Depuis plusieurs semaines, le Kenya fait face à une série de décès d'éléphants attribués à des empoisonnements mystérieux. Selon le Kenya Wildlife Service (KWS), au moins dix éléphants ont été retrouvés morts dans la région de Tsavo, une réserve naturelle majeure du pays. Les autorités locales ont ouvert une enquête pour déterminer les causes exactes de ces décès, évoquant la possibilité de braconnage.

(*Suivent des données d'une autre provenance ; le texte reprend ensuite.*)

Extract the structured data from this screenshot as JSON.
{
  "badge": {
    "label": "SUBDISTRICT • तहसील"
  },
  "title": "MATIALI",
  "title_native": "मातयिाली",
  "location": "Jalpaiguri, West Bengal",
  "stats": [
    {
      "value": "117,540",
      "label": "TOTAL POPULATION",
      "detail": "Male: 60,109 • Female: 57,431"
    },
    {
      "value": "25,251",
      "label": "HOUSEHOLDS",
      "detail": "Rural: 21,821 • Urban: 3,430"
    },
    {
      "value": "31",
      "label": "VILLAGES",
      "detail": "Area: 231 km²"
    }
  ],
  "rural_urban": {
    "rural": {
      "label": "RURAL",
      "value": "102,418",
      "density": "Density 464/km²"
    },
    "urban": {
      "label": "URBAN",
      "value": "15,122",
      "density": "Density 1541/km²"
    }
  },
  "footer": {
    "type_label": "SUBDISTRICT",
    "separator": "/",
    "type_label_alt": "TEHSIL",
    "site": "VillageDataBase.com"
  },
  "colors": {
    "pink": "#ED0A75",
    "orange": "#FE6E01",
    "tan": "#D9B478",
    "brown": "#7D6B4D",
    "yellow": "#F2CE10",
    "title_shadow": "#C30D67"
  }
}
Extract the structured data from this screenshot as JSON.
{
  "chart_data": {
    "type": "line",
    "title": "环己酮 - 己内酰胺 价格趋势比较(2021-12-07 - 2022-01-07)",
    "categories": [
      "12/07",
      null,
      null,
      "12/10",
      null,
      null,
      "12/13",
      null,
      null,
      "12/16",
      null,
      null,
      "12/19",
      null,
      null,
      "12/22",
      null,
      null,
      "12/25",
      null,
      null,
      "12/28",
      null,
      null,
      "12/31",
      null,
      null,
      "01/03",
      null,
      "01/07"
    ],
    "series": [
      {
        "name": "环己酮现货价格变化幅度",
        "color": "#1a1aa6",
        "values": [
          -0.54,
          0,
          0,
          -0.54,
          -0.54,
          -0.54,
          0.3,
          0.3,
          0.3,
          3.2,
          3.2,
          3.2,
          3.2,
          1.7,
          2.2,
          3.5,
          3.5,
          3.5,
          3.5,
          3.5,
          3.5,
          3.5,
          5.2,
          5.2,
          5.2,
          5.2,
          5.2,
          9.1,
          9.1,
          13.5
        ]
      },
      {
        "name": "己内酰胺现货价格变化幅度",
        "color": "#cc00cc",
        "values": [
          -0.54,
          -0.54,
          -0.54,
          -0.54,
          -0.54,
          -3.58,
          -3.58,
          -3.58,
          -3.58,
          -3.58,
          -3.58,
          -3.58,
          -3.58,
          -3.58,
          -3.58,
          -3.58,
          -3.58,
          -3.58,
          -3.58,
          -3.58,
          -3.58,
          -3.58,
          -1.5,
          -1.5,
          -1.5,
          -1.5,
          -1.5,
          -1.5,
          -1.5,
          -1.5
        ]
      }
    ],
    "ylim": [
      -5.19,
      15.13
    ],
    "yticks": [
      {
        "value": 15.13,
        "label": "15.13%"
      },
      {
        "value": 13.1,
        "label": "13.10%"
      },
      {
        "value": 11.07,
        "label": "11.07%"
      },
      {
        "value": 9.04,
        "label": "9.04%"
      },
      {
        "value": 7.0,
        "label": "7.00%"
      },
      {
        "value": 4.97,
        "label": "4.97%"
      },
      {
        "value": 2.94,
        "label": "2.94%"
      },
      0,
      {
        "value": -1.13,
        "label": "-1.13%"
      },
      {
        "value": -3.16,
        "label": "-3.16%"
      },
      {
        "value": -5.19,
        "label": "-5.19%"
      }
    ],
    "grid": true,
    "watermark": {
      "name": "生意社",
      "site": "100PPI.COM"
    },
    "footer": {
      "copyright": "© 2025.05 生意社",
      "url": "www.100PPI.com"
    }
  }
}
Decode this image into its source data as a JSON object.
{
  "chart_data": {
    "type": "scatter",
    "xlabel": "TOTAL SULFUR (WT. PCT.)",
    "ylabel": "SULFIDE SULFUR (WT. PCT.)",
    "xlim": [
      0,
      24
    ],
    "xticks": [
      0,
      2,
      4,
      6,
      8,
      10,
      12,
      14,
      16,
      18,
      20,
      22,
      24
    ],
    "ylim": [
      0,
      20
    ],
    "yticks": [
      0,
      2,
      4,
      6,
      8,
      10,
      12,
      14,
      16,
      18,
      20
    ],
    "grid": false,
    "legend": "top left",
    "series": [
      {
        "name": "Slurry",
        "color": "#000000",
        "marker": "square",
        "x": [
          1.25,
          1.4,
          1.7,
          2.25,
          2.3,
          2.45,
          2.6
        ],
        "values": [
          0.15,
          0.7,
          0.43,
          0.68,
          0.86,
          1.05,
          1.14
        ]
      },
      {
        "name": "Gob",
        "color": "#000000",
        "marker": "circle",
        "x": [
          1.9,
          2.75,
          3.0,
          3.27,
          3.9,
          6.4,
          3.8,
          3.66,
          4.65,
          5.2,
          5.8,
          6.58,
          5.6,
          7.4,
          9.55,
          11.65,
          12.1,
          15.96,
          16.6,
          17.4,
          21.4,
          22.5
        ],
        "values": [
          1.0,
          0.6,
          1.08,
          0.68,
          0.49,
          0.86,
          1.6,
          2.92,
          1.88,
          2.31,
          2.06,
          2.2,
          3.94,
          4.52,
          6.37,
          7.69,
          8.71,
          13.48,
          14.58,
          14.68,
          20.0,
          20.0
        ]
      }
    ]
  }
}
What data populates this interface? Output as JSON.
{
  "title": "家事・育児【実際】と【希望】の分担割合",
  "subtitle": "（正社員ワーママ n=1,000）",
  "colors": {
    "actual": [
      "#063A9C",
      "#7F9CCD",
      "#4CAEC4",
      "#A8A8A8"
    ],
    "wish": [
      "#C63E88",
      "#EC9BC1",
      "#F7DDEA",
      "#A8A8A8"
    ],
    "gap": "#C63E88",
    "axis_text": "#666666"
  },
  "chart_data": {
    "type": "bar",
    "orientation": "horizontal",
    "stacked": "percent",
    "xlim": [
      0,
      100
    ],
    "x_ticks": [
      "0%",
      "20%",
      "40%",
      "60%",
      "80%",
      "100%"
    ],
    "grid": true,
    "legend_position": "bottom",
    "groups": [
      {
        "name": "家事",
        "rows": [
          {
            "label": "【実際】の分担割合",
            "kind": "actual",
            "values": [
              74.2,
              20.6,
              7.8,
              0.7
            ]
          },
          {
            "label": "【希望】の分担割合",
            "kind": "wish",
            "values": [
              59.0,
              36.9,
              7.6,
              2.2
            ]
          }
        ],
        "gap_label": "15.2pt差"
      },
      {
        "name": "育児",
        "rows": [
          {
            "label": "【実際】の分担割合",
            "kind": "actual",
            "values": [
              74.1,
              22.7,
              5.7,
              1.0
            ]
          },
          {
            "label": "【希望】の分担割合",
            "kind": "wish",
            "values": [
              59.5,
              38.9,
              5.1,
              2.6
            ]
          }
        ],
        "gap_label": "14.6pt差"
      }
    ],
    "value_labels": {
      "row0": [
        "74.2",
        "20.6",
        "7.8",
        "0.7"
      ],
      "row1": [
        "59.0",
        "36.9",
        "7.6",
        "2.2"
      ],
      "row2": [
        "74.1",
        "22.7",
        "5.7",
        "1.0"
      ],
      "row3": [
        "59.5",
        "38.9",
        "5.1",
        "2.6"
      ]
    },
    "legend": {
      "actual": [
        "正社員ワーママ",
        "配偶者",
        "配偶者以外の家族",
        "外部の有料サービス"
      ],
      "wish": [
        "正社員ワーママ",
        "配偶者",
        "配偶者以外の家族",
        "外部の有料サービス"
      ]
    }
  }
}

Des analyses en attente pour confirmer les causes
Les premiers examens vétérinaires suggèrent que les éléphants ont ingéré une substance toxique, mais les analyses toxicologiques complètes ne sont pas encore disponibles. « Nous attendons les résultats des laboratoires pour confirmer la nature exacte du poison et son origine », a déclaré un porte-parole du KWS. Les échantillons de tissus et d'eau prélevés sur les sites ont été envoyés à Nairobi pour analyse.
Les autorités kényanes n'excluent pas une action délibérée de braconniers, qui utilisent parfois du poison pour tuer les pachydermes et récupérer leurs défenses en ivoire. Cependant, les défenses des éléphants retrouvés n'ont pas été prélevées, ce qui laisse planer le doute sur cette hypothèse. « Aucune mutilation n'a été constatée, ce qui est inhabituel en cas de braconnage », a ajouté le porte-parole.
Impact sur la population d'éléphants
Le Kenya abrite environ 36 000 éléphants, une population en augmentation grâce aux mesures de protection. La mort de dix individus en quelques semaines représente une perte significative pour la réserve de Tsavo, qui compte environ 12 000 éléphants. Les autorités craignent que ce phénomène ne s'étende à d'autres zones, d'autant que des cas similaires ont été signalés dans le parc national d'Amboseli.
Des patrouilles ont été renforcées dans les zones touchées, et des analyses d'eau et de sol sont en cours pour détecter d'éventuelles sources de contamination. Les communautés locales, souvent en conflit avec la faune sauvage pour l'accès aux ressources, sont également sensibilisées pour signaler tout comportement suspect.
Une menace pour la biodiversité et le tourisme
Les éléphants sont une espèce clé de l'écosystème kényan, et leur disparition pourrait avoir des conséquences sur la végétation et d'autres animaux. Le tourisme, qui représente environ 10 % du PIB du pays, dépend en grande partie de la faune sauvage. La mort d'éléphants pourrait dissuader les visiteurs, affectant l'économie locale.
Le KWS a lancé un appel à la collaboration avec les organisations internationales de conservation pour identifier les responsables. « Nous ne tolérerons aucune menace contre notre patrimoine naturel », a affirmé le directeur du KWS. Les résultats des analyses sont attendus dans les prochaines semaines pour éclairer les mesures à prendre.